Authored by Steve H. Hanke of the Johns Hopkins University. Follow him on Twitter @Steve_Hanke.


OPEC will hold its semi-annual meeting tomorrow. All eyes will be on Vienna. But, when it comes to oil prices, the “golden constant”, not OPEC, rules the roost.

So, just where is the price of oil going from here? To answer that question, we have to have a model – a way of thinking about the problem. In this case, a starting point is Roy W. Jastram’s classic study, The Golden Constant: The English and American Experience 1560-2007. In that work, Jastram finds that gold maintains its purchasing power over long periods of time, with the prices of other commodities adapting to the price of gold. 

Taking the broad lead from Jastram, my colleague, David Ranson, produced a study in April 2015 in which he used the price of gold as a long-term benchmark for the price of oil. The idea being that, if the price of oil changes dramatically, the oil-gold price ratio will change and move away from its long-term value. Forces will then be set in motion to move supply and demand so that the price of oil changes and the long-term oil-gold price ratio is reestablished. This is nothing more than a reversion to the mean.

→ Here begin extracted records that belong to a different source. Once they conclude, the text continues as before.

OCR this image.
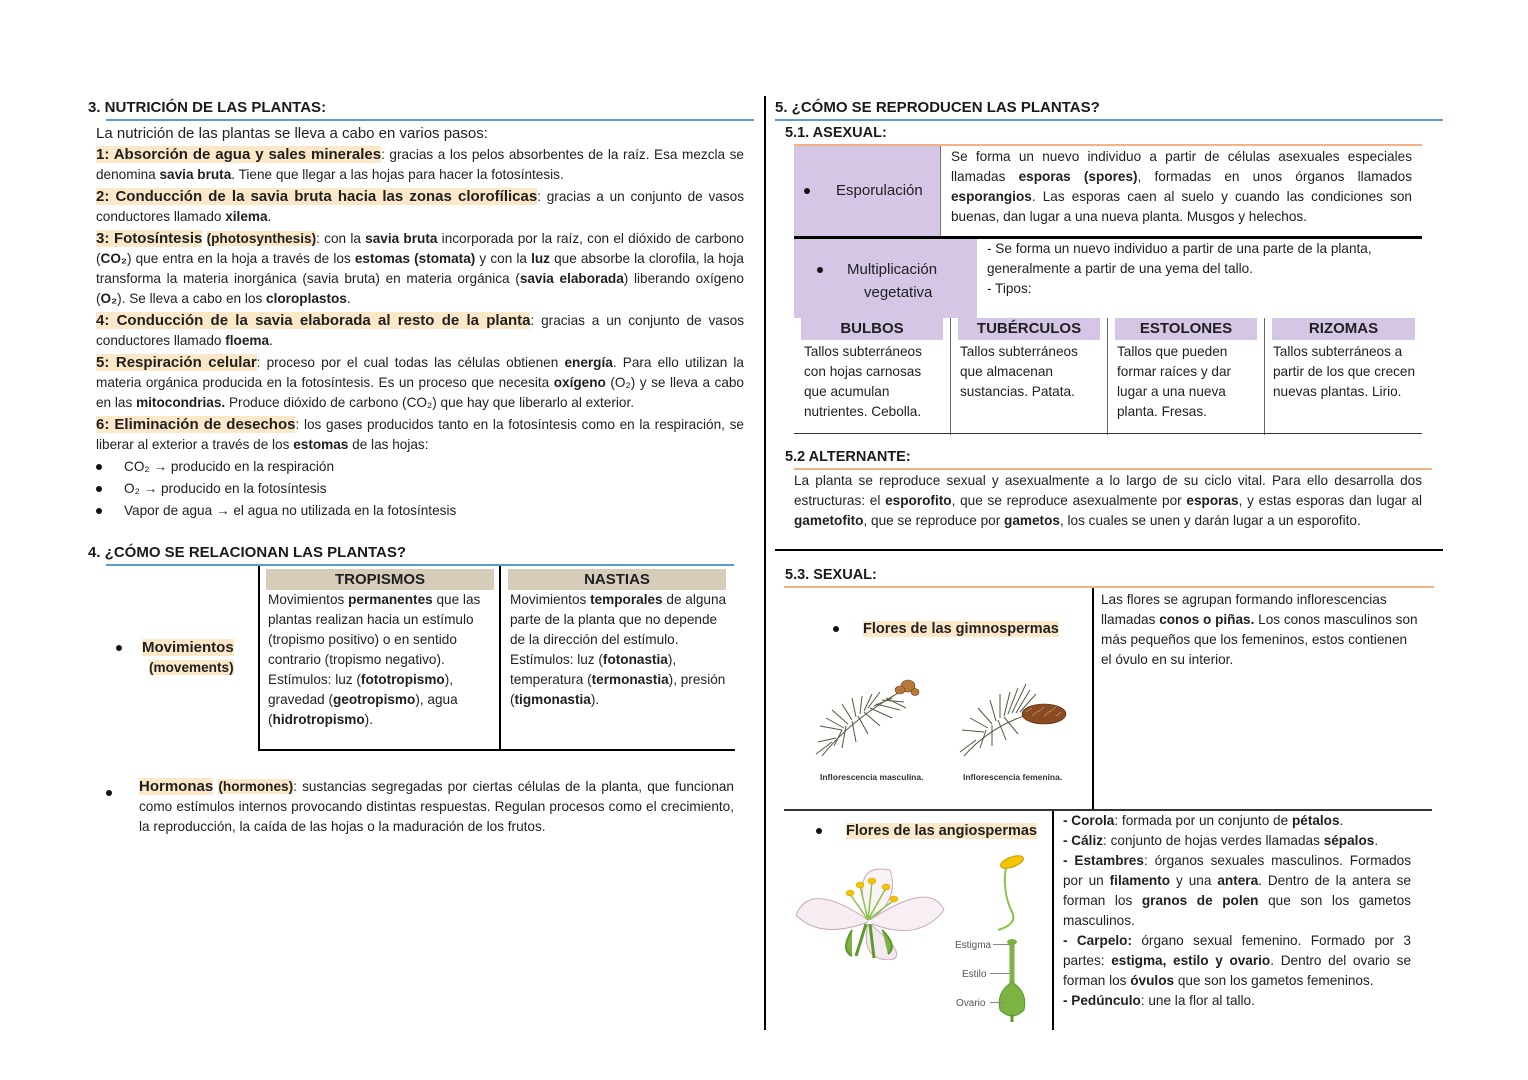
3. NUTRICIÓN DE LAS PLANTAS:
La nutrición de las plantas se lleva a cabo en varios pasos:
1: Absorción de agua y sales minerales: gracias a los pelos absorbentes de la raíz. Esa mezcla se denomina savia bruta. Tiene que llegar a las hojas para hacer la fotosíntesis.
2: Conducción de la savia bruta hacia las zonas clorofílicas: gracias a un conjunto de vasos conductores llamado xilema.
3: Fotosíntesis (photosynthesis): con la savia bruta incorporada por la raíz, con el dióxido de carbono (CO₂) que entra en la hoja a través de los estomas (stomata) y con la luz que absorbe la clorofila, la hoja transforma la materia inorgánica (savia bruta) en materia orgánica (savia elaborada) liberando oxígeno (O₂). Se lleva a cabo en los cloroplastos.
4: Conducción de la savia elaborada al resto de la planta: gracias a un conjunto de vasos conductores llamado floema.
5: Respiración celular: proceso por el cual todas las células obtienen energía. Para ello utilizan la materia orgánica producida en la fotosíntesis. Es un proceso que necesita oxígeno (O₂) y se lleva a cabo en las mitocondrias. Produce dióxido de carbono (CO₂) que hay que liberarlo al exterior.
6: Eliminación de desechos: los gases producidos tanto en la fotosíntesis como en la respiración, se liberar al exterior a través de los estomas de las hojas:
CO₂ → producido en la respiración
O₂ → producido en la fotosíntesis
Vapor de agua → el agua no utilizada en la fotosíntesis
4. ¿CÓMO SE RELACIONAN LAS PLANTAS?
Movimientos
(movements)
TROPISMOS	NASTIAS
Movimientos permanentes que las plantas realizan hacia un estímulo (tropismo positivo) o en sentido contrario (tropismo negativo).
Estímulos: luz (fototropismo), gravedad (geotropismo), agua (hidrotropismo).
Movimientos temporales de alguna parte de la planta que no depende de la dirección del estímulo.
Estímulos: luz (fotonastia), temperatura (termonastia), presión (tigmonastia).
Hormonas (hormones): sustancias segregadas por ciertas células de la planta, que funcionan como estímulos internos provocando distintas respuestas. Regulan procesos como el crecimiento, la reproducción, la caída de las hojas o la maduración de los frutos.
5. ¿CÓMO SE REPRODUCEN LAS PLANTAS?
5.1. ASEXUAL:
Esporulación
Se forma un nuevo individuo a partir de células asexuales especiales llamadas esporas (spores), formadas en unos órganos llamados esporangios. Las esporas caen al suelo y cuando las condiciones son buenas, dan lugar a una nueva planta. Musgos y helechos.
Multiplicación
vegetativa
- Se forma un nuevo individuo a partir de una parte de la planta, generalmente a partir de una yema del tallo.
- Tipos:
BULBOS
Tallos subterráneos con hojas carnosas que acumulan nutrientes. Cebolla.
TUBÉRCULOS
Tallos subterráneos que almacenan sustancias. Patata.
ESTOLONES
Tallos que pueden formar raíces y dar lugar a una nueva planta. Fresas.
RIZOMAS
Tallos subterráneos a partir de los que crecen nuevas plantas. Lirio.
5.2 ALTERNANTE:
La planta se reproduce sexual y asexualmente a lo largo de su ciclo vital. Para ello desarrolla dos estructuras: el esporofito, que se reproduce asexualmente por esporas, y estas esporas dan lugar al gametofito, que se reproduce por gametos, los cuales se unen y darán lugar a un esporofito.
5.3. SEXUAL:
Flores de las gimnospermas
Inflorescencia masculina.	Inflorescencia femenina.
Las flores se agrupan formando inflorescencias llamadas conos o piñas. Los conos masculinos son más pequeños que los femeninos, estos contienen el óvulo en su interior.
Flores de las angiospermas
Estigma
Estilo
Ovario
- Corola: formada por un conjunto de pétalos.
- Cáliz: conjunto de hojas verdes llamadas sépalos.
- Estambres: órganos sexuales masculinos. Formados por un filamento y una antera. Dentro de la antera se forman los granos de polen que son los gametos masculinos.
- Carpelo: órgano sexual femenino. Formado por 3 partes: estigma, estilo y ovario. Dentro del ovario se forman los óvulos que son los gametos femeninos.
- Pedúnculo: une la flor al tallo.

We begin our analysis of the current situation by calculating the oil-gold price ratios for each month. For example, as of May 24th, oil was trading at $49.24/bbl and gold was at $1231.10/oz. So, the oil-gold price ratio was 0.040. In June 2014, oil was at $107.26/bbl and gold was at $1314.82/oz, yielding an oil-gold price ratio of 0.082. The ratios for two separate periods are represented in the accompanying histogram – one starting in 1946 and another in 1973 (the post-Bretton Woods period).

 

Two things stand out in the histogram: the recent oil price collapse was extreme – the February 2016 oil-gold price ratio is way to the left of the distribution, with less than one percent of the distribution to its left. The second observation is that the ratio is slowly reverting to the mean, with a May 2016 ratio approaching 0.04.

But, how long will it take for the ratio to mean revert? My calculations (based on post-1973 data) are that a 50 percent reversion of the ratio will occur in 13.7 months. This translates into a price per barrel of WTI of $60 by March 2017. It is worth nothing that, like Jastram, I find that oil prices have reverted to the long-run price of gold, rather than the price of gold reverting to that of oil. So, the oil-gold price ratio reverts to its mean via changes in the price of oil.

The accompanying chart shows the price projection based on the oil-gold price ratio model. It also shows the historical course of prices. They are doing just what the golden constant predicts: oil prices are moving up.